Our safety results from this study are in line with the observation from other studies and support the use of both formulations of RIX4414 in Korea.

Conclusions

In conclusion, this 6 y surveillance study to monitor safety profiles of both formulations of RIX4414 shows an acceptable safety profile of the vaccine when administered to Korean infants according to the local prescribing recommendations and current clinical practice.

Materials and methods

Study design and population

This open, non-comparative, multicenter Post Marketing Surveillance (PMS) study was conducted at 83 centers in Korea for a period of 6 y from September 2008 to August 2013 (NCT00750893), following the approval of RIX4414 (Fig. 1).

Figure 1.

Study design.

Healthy infants aged at least 6 weeks were enrolled and received 2 doses of RIX4414. Infants who had previously received a first dose of RIX4414 could also be included, and received their second RIX4414 dose as part of the study. Infants were excluded from the study if they had any contraindications or risks described in the prescribing information for the Korean label.

Ethics statement

The study was conducted according to the regulations of MFDS and approved by the independent ethics committee at each study center. Parents/guardians provided written informed consent before study enrollment.

Vaccination

Each dose of either formulation of RIX4414 vaccine contained ≥106.0 CCID50 (median Cell Culture Infective Dose). Two doses of RIX4414 (lyophilized or liquid formulations) were administered orally according to standard clinical practice and regulations. Following vaccination, infants were observed for at least 30 minutes in case of rare anaphylactic reactions. The first dose was given to infants from 6 weeks of age and the second dose was given at least 4 weeks later (before 24 weeks of age).

Assessments

Baseline demographic data were collected by the investigators at the first visit.

Parents/guardians were given diary cards to record adverse events (AEs) for 31 d following each dose of vaccination. For the first 2 y of the study, AEs were recorded as solicited (8-day follow-up) and unsolicited (31-day follow-up), but due to changes made to the Guidelines for the Korean New Drug Re-examination by the MFDS, all AEs were recorded for 31 d after each vaccine dose from Years 3−6. All AEs were categorized as ‘Expected’ or ‘Unexpected’ according to the approved Korean Prescribing information. AEs were further categorized based on causality, and an adverse drug reaction (ADR) was defined as ‘any AE whose causality to the drug could not be ruled out’. AEs were classified as definitely/certain, probable/likely, possible, unlikely, conditional/unclassified and unassessible/unclassifiable.

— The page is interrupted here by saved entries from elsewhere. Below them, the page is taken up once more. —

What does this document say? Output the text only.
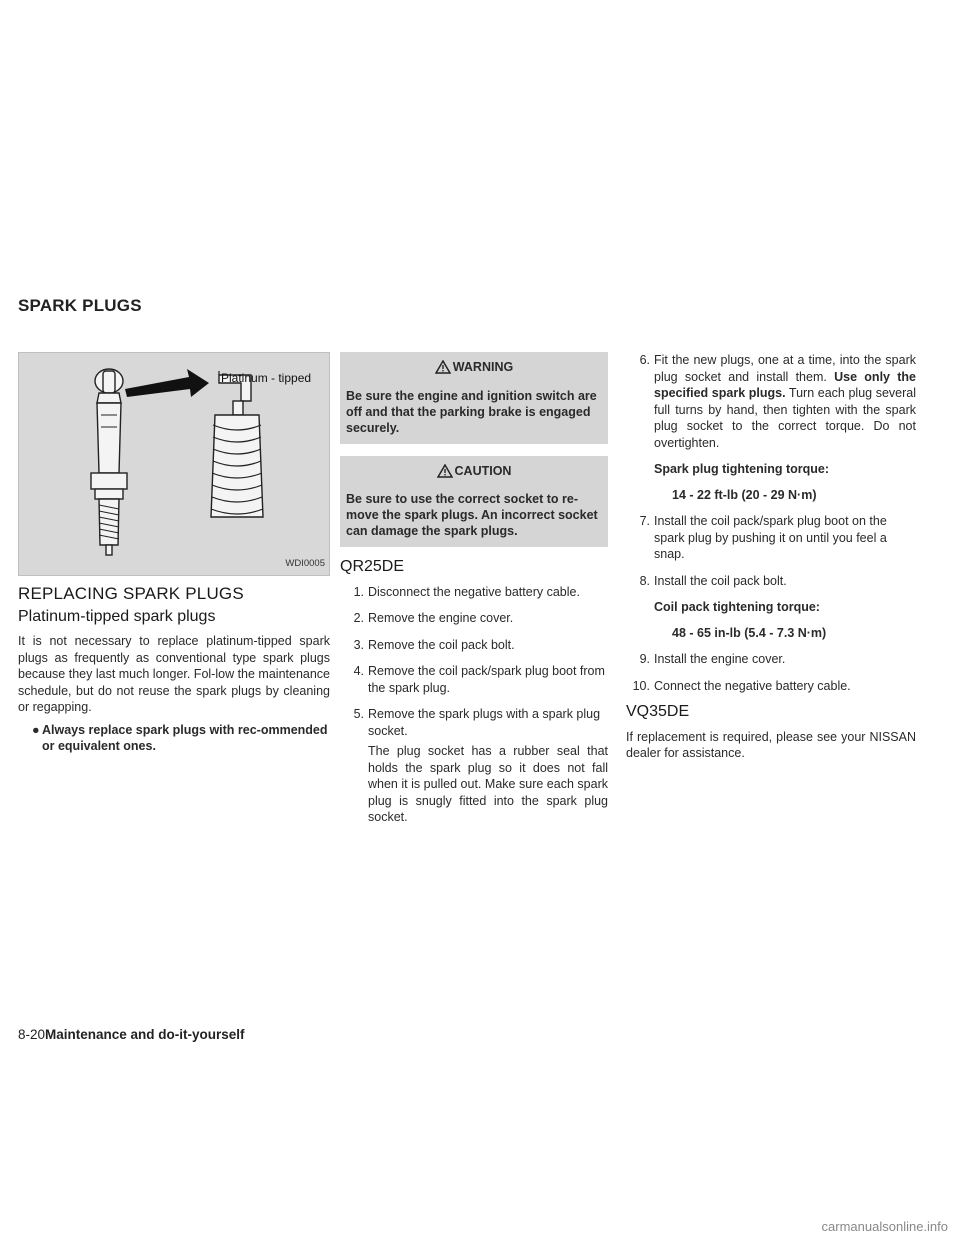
SPARK PLUGS
Platinum - tipped
WDI0005
REPLACING SPARK PLUGS
Platinum-tipped spark plugs

It is not necessary to replace platinum-tipped spark plugs as frequently as conventional type spark plugs because they last much longer. Fol-low the maintenance schedule, but do not reuse the spark plugs by cleaning or regapping.

● Always replace spark plugs with rec-ommended or equivalent ones.
WARNING
Be sure the engine and ignition switch are off and that the parking brake is engaged securely.
CAUTION
Be sure to use the correct socket to re-move the spark plugs. An incorrect socket can damage the spark plugs.
QR25DE
1. Disconnect the negative battery cable.
2. Remove the engine cover.
3. Remove the coil pack bolt.
4. Remove the coil pack/spark plug boot from the spark plug.
5. Remove the spark plugs with a spark plug socket.

The plug socket has a rubber seal that holds the spark plug so it does not fall when it is pulled out. Make sure each spark plug is snugly fitted into the spark plug socket.

6. Fit the new plugs, one at a time, into the spark plug socket and install them. Use only the specified spark plugs. Turn each plug several full turns by hand, then tighten with the spark plug socket to the correct torque. Do not overtighten.
Spark plug tightening torque:
14 - 22 ft-lb (20 - 29 N·m)
7. Install the coil pack/spark plug boot on the spark plug by pushing it on until you feel a snap.
8. Install the coil pack bolt.
Coil pack tightening torque:
48 - 65 in-lb (5.4 - 7.3 N·m)
9. Install the engine cover.
10. Connect the negative battery cable.
VQ35DE

If replacement is required, please see your NISSAN dealer for assistance.

8-20Maintenance and do-it-yourself
carmanualsonline.info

The intensity of AEs were classified as: mild (easily tolerated by the infant, causing minimal discomfort and not interfering with everyday activities), moderate (sufficiently discomforting to interfere with normal everyday activities) and severe (prevents normal, everyday activities).

Serious Adverse Events (SAEs) were recorded for the entire surveillance period, which was approximately 3 months for each infant.

The investigator was responsible for the classification of AEs and SAEs as defined in the protocol as well as assessing the causality of the AEs based on the requirements by the MFDS in Korea.

Statistical analysis

Statistical analysis, using Statistical Analysis System (SAS) version 9.2, was performed on the Total Vaccinated Cohort (TVC), which comprised children who received at least 1 dose of the vaccine during the surveillance period. AEs and SAEs were analyzed according to whether they were expected or unexpected, using criteria in the WHO adverse reactions terminology. The overall incidence (for all causality grades, as mandated by the MFDS), with exact 95% confidence intervals (CI), of any AEs occurring within 31 d was tabulated for both according to label and off-label use of the vaccine. SAEs and withdrawals due to AEs reported during the PMS period were also described.

Trademark statement

Rotarix is a trademark of the GSK group of companies. Rotateq is a trademark of the Merck & Co. USA.